Wien (ots) - Was geht im Journalismus, was nicht, was ist ein Flop, was ein Erfolg. Diese Jahresbilanz liefert verlässlich der European Newspaper Congress, der morgen im Wiener Rathaus fortgesetzt wird.

"Nachrichten sind das neue Schlachtfeld", sagte Jan-Eric Peters von Springer, und präsentierte die erst vor zwei Monaten auf dem Markt gekommene App Upday. Diese App bringt alle Nachrichten, für die sich ein User interessiert. Das Besondere: Durch die Zusammenarbeit von Samsung und den Journalistinnen und Journalisten von Springer sind diese Nachrichten journalistische Qualitätsprodukte. Dadurch würde, sagt Peters, "die Reichweite der Verlage direkt erhöht und die Marken der Medien gestärkt". Upday ist auch bereit, Daten mit den Verlagen zu teilen. Die Finanzierung erfolge über Anzeigen. Die Erwartung: Ende 2016 zehn Millionen Geräte mit installierter App Upday. Herzblut bringt Erfolg und verrückte Ideen, dazu Zeit für Langstrecken in der Recherche. Die norwegische Lokalzeitung Kvinnheringen hat 4.000 Abonnenten bei 30.000 Einwohnern einer Kleinstadt in Norwegen. Es wird täglich gepostet, der Inhalt aber ist zu bezahlen. Chefredakteur Thomas Bruvik und Vidar Háland berichteten beim Newspaper Congress, dass sie täglich versuchen, "einzigartig zu sein".

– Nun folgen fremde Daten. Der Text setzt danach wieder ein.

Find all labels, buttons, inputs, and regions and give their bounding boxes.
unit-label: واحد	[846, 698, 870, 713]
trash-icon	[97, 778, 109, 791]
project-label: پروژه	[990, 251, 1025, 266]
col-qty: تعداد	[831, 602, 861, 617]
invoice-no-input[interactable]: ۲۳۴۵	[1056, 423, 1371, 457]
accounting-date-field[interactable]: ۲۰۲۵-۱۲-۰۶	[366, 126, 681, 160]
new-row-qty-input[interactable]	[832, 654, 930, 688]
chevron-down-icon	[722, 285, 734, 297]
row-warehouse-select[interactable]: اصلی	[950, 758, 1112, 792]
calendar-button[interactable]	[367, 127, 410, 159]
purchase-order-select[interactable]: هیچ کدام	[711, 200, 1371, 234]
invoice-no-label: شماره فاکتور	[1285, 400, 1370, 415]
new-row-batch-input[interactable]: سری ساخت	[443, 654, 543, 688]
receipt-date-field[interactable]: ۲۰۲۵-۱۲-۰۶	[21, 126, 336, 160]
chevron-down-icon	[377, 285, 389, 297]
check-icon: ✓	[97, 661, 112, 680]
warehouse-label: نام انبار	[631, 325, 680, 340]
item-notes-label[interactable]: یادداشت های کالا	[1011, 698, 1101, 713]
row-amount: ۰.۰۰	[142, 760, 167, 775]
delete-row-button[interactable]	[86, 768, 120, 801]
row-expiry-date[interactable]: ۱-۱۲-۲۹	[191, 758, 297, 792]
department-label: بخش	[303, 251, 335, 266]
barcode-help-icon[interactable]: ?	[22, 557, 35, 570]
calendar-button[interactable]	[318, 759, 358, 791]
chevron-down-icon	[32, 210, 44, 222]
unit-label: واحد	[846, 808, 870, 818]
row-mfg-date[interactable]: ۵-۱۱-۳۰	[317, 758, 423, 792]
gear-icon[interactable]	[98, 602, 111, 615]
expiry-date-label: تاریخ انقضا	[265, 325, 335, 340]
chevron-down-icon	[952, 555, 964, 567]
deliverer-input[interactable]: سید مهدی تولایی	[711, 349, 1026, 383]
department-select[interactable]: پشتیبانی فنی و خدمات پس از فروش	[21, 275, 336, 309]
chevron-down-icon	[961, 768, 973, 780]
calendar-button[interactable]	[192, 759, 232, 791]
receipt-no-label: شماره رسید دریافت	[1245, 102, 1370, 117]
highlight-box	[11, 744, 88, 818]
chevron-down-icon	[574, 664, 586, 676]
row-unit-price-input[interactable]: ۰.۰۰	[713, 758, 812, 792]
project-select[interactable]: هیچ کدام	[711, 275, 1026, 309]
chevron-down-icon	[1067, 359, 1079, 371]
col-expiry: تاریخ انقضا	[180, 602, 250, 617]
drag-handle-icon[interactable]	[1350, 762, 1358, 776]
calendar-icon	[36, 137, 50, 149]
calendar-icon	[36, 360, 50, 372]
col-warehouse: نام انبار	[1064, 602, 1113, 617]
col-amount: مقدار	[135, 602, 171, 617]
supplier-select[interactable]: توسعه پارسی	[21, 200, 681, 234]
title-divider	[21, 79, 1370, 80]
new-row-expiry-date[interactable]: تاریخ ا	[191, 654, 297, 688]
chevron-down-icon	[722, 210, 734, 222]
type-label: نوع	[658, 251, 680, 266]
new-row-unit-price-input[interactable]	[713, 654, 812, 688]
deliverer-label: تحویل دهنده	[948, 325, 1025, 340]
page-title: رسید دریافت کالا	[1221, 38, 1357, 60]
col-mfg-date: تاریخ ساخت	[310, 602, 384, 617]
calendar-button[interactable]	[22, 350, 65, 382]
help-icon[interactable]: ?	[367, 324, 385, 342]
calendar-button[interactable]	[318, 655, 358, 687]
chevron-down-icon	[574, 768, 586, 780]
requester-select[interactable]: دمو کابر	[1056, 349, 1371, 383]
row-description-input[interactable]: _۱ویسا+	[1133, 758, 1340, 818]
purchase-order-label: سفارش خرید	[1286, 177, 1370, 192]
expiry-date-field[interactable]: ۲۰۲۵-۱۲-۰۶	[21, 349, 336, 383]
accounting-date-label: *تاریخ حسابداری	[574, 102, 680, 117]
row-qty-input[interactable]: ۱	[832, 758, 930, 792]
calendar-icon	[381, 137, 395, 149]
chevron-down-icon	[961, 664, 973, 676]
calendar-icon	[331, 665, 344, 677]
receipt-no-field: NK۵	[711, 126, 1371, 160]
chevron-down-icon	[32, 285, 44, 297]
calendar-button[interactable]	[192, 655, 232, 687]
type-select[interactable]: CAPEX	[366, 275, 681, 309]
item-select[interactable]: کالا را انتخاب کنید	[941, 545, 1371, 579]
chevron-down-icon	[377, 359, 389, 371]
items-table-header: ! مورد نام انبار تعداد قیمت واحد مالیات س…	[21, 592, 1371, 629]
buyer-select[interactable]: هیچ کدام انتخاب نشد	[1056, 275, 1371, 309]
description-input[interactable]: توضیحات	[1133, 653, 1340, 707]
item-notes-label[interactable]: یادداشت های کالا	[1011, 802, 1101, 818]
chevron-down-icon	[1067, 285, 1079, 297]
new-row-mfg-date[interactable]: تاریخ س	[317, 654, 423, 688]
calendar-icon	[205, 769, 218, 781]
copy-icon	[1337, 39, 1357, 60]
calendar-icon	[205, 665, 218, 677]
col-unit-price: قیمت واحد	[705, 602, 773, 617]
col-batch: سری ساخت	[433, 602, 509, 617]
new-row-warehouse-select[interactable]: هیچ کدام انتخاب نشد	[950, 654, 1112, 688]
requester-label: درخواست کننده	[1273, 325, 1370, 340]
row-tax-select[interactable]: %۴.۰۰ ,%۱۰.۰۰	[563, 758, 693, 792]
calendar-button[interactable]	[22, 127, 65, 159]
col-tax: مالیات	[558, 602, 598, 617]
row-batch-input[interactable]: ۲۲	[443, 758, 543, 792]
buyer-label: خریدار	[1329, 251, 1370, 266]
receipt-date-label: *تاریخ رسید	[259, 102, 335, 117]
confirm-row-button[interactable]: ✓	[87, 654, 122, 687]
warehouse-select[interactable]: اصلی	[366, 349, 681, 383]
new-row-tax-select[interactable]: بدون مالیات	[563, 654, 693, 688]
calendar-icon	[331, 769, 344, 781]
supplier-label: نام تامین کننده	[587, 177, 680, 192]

Gerücht als Schlachtfeld kennen die deutschen Kollegen sehr gut: Ob durch PEGIDA in Dresden oder durch die Stadtbahnhofgegner in Stuttgart: Die Vorwürfe an die Redaktionen, nicht wahrheitsgemäß zu berichten, weil sie dem Machtkartell angehören würden, sind zunehmend heftig. Ulrich Wolf, Thüringer Zeitung, Dresden, ist überzeugt, dass in diesen schwierigen Szenen Facebook der größte Feind gutgemachten Journalismus ist. Medien-Ombudsmann Anton Sahlender rät den Medienleuten, selbstbewusst zu reagieren. Und Wolfgang Molitor, Stuttgarter Nachrichten: "Zurückschimpfen bringt nichts, schweigen auch nicht. Es geht um eine Diskussion mit dem Leser." Bei der Stuttgarter Bahnhofsauseinandersetzung habe man zu wenig auf die Leser geachtet. Salzburger Nachrichten-Chefredakteur Manfred Perterer meint, dass das, was früher von der Exekutive eher verschwiegen wurde, jetzt in den Vordergrund gestellt wird. Es zeige sich, dass es in der Gesellschaft an Medienbildung fehle. "Die Lügenpressevorwürfe kommen bei uns nicht nur von unten, sondern auch von der politischen Spitze!"

Der European Newspaper Congress wird vom Medienfachverlag Johann Oberauer und Norbert Küpper, Zeitungsdesigner in Deutschland, veranstaltet. Kooperationspartner wie JTI, die Stadt Wien und der Verband der Österreichischen Zeitungsverleger unterstützen maßgeblich die Veranstaltung.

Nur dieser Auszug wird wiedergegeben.